Dickerson Mary F, Astorga Nestor Gerardo, Astorga Nestor Rodrigo, Lewis Anne D
Center for Laboratory Animal Medicine and Care, The University of Texas Health Science Center at Houston, Houston, Texas, USA; Office of Comparative Medicine, University of Utah, Salt Lake City, Utah, USA.
Department of Biological Sciences, St. Mary's University, One Camino Santa Maria, San Antonio, Texas, USA.
Comp Med. 2014 Aug;64(4):323-8.
Chagas disease (American trypanosomiasis) is caused by the protozoan parasite Trypanosoma cruzi. It is endemic in Latin America but also is found in the southern United States, particularly Texas and along the Gulf Coast. Typical clinical manifestations of Chagas disease are not well-characterized in rhesus macaques, but conduction abnormalities, myocarditis, and encephalitis and megaesophagus have been described. Here we report 2 cases of Chagas disease in rhesus macaques housed in the northwestern United States. The first case involved a geriatric male macaque with cardiomegaly, diagnosed as dilated cardiomyopathy on ultrasonographic examination. Postmortem findings included myocarditis as well as ganglioneuritis in the esophagus, stomach, and colon. The second case affected a geriatric female macaque experimentally infected with SIV. She was euthanized for a protocol-related time point. Microscopic examination revealed chronic myocarditis with amastigotes present in the cardiomyocytes, ganglioneuritis, and opportunistic infections attributed to her immunocompromised status. Banked serum samples from both macaques had positive titers for T. cruzi. T. cruzi DNA was amplified by conventional PCR from multiple tissues from both animals. Review of their histories revealed that both animals had been obtained from facilities in South Texas more than 12 y earlier. Given the long period of clinical latency, Chagas disease may be more prevalent in rhesus macaques than typically has been reported. T. cruzi infection should be considered for animals with unexplained cardiac or gastrointestinal pathology and that originated from areas known to have a high risk for disease transmission.
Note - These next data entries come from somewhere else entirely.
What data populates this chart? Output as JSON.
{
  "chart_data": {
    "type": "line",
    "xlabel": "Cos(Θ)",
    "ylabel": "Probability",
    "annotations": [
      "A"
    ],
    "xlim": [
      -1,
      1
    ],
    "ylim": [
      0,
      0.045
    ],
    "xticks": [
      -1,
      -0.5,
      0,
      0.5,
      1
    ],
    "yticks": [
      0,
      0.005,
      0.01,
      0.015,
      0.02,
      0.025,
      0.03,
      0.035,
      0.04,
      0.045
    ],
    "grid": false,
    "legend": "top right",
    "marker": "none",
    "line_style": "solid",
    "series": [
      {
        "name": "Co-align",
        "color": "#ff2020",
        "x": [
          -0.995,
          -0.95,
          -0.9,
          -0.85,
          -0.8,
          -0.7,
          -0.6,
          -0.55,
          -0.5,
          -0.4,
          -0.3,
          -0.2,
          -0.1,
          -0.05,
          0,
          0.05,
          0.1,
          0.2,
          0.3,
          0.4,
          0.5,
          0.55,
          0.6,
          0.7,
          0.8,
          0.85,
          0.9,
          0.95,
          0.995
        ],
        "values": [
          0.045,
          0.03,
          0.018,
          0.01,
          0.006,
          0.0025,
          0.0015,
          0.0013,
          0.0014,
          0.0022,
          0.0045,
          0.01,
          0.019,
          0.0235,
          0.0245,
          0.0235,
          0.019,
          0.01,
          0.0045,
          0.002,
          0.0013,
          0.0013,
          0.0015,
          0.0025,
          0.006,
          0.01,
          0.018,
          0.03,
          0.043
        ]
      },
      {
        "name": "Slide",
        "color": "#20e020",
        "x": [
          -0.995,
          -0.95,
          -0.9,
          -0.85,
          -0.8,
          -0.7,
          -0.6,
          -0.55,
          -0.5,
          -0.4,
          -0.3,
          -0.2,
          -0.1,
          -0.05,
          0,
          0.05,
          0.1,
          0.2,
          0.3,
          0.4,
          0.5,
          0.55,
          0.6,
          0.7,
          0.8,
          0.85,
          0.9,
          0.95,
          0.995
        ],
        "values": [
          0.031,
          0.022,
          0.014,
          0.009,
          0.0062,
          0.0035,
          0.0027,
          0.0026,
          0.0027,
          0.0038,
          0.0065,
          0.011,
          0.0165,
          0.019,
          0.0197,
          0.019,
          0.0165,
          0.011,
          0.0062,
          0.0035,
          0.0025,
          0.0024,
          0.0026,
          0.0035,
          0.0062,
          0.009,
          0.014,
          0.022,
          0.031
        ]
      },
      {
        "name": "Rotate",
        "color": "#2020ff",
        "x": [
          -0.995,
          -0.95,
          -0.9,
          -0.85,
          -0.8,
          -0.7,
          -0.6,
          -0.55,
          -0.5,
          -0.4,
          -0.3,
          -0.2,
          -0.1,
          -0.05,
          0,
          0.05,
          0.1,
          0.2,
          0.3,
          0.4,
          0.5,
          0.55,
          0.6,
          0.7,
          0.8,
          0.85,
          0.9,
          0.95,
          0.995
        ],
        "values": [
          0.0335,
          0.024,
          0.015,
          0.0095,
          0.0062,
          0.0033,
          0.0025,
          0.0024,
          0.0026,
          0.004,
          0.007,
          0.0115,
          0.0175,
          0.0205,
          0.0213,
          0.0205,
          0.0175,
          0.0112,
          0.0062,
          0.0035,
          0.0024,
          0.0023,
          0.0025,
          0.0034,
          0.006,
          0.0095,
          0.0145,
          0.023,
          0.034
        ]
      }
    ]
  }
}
恰加斯病(美洲锥虫病)由原生动物寄生虫克氏锥虫引起。该病在拉丁美洲为地方性疾病,但在美国南部也有发现,尤其是得克萨斯州以及墨西哥湾沿岸地区。恰加斯病在恒河猴中的典型临床表现尚无明确特征描述,但已有传导异常、心肌炎、脑炎和巨食管症的相关报道。在此,我们报告美国西北部饲养的2例恒河猴恰加斯病病例。首例病例为一只患有心脏肥大的老年雄性恒河猴,超声检查诊断为扩张型心肌病。尸检结果包括心肌炎以及食管、胃和结肠的神经节神经炎。第二例病例为一只实验感染了猴免疫缺陷病毒(SIV)的老年雌性恒河猴。因实验方案相关的时间点对其实施了安乐死。显微镜检查显示慢性心肌炎,心肌细胞内有无鞭毛体,存在神经节神经炎以及因免疫功能低下状态所致的机会性感染。两只恒河猴的储存血清样本克氏锥虫检测呈阳性。通过常规聚合酶链反应(PCR)从两只动物的多个组织中扩增出了克氏锥虫DNA。查阅它们的病史发现,这两只动物均于12年多以前从得克萨斯州南部的机构获得。鉴于临床潜伏期较长,恰加斯病在恒河猴中的实际患病率可能高于通常报道的水平。对于有不明原因心脏或胃肠道病变且来自已知疾病传播风险高的地区的动物,应考虑克氏锥虫感染。